Stage 4 Without Treatment
For people with advanced mesothelioma who choose not to pursue aggressive treatment, or for whom treatment isn’t an option, life expectancy is shorter. Stage 4 pleural mesothelioma patients receiving only supportive or palliative care typically survive 6 to 8 months. For stage 4 peritoneal mesothelioma without treatment, survival is often closer to 6 months.
Palliative care at this stage focuses on managing pain, difficulty breathing, and fluid buildup. It won’t extend life in the way chemotherapy or immunotherapy might, but it can meaningfully improve the quality of the time that remains.
Does Surgery Help?
This is a question many patients and families ask, and the answer is less straightforward than it once seemed. For years, aggressive surgical procedures were considered a cornerstone of mesothelioma treatment. But recent clinical trial data has challenged that assumption.

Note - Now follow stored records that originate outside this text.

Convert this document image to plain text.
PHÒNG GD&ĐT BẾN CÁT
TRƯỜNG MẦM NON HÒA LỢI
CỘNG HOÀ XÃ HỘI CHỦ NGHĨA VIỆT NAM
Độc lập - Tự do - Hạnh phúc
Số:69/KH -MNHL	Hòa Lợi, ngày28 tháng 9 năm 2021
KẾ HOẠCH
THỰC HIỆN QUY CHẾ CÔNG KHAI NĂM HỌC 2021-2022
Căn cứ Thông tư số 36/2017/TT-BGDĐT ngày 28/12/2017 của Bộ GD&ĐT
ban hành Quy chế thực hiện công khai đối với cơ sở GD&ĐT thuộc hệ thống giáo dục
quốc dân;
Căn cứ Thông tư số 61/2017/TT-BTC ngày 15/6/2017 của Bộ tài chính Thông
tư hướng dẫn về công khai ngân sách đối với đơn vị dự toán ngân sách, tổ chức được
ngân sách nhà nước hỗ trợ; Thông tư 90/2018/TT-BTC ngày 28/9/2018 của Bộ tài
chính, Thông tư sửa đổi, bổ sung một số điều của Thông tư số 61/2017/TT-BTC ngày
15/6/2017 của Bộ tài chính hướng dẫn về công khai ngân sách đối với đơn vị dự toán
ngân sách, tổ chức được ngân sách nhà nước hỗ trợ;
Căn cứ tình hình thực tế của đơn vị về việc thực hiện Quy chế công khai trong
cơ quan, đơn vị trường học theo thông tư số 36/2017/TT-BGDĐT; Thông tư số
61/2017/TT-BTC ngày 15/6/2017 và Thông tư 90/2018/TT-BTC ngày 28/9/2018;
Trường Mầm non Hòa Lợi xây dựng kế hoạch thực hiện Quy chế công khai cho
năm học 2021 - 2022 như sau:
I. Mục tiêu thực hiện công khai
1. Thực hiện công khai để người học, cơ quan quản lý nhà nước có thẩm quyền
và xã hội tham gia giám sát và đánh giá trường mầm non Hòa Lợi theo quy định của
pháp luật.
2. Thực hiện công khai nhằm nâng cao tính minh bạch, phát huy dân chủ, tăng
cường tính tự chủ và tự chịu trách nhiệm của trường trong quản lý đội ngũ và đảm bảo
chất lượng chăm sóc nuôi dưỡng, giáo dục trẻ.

The MARS 2 trial, a major randomized study published in The Lancet Respiratory Medicine, compared surgery plus chemotherapy against chemotherapy alone for pleural mesothelioma. Patients who received surgery actually had shorter median survival (19.3 months) than those who received chemotherapy alone (24.8 months). All randomized trials published to date have found a higher risk of death with major cytoreductive surgery compared to standard care alone.
This doesn’t mean surgery is never appropriate, but it does mean the decision is nuanced. Treatment plans today increasingly rely on immunotherapy and chemotherapy combinations, sometimes with more limited surgical procedures to manage symptoms rather than attempt a cure.
Factors That Shift the Outlook
Beyond stage, location, and cell type, several other factors influence how long someone lives with mesothelioma:
- Age and overall health: Younger patients and those with fewer other health conditions tend to tolerate treatment better and live longer. Most mesothelioma patients are diagnosed in their 60s or 70s, decades after asbestos exposure.
- Gender: Women with mesothelioma generally have better survival outcomes than men, though the reasons aren’t entirely clear.
- Response to treatment: Some tumors shrink significantly with chemotherapy or immunotherapy. When they do, survival improves substantially. How well the cancer responds in the first few months of treatment is one of the strongest predictors of long-term outcome.
It’s also worth noting that the survival statistics most commonly cited are based on people diagnosed years ago. Treatments have improved, particularly with the introduction of immunotherapy combinations that became standard in 2020 and beyond. Current patients may do better than the numbers from older datasets suggest.
Long-Term Survivors
While mesothelioma is an aggressive cancer, some people do live well beyond the averages. About 15% of pleural mesothelioma patients reach the five-year mark, and for peritoneal mesothelioma, that number is 65%. Long-term survivors tend to share certain characteristics: earlier-stage disease at diagnosis, epithelioid cell type, younger age, and strong response to initial treatment.
No two cases are identical. Survival statistics describe populations, not individuals. They’re useful for understanding the general landscape, but they can’t predict what will happen to any one person. Some patients outlive their prognosis by years.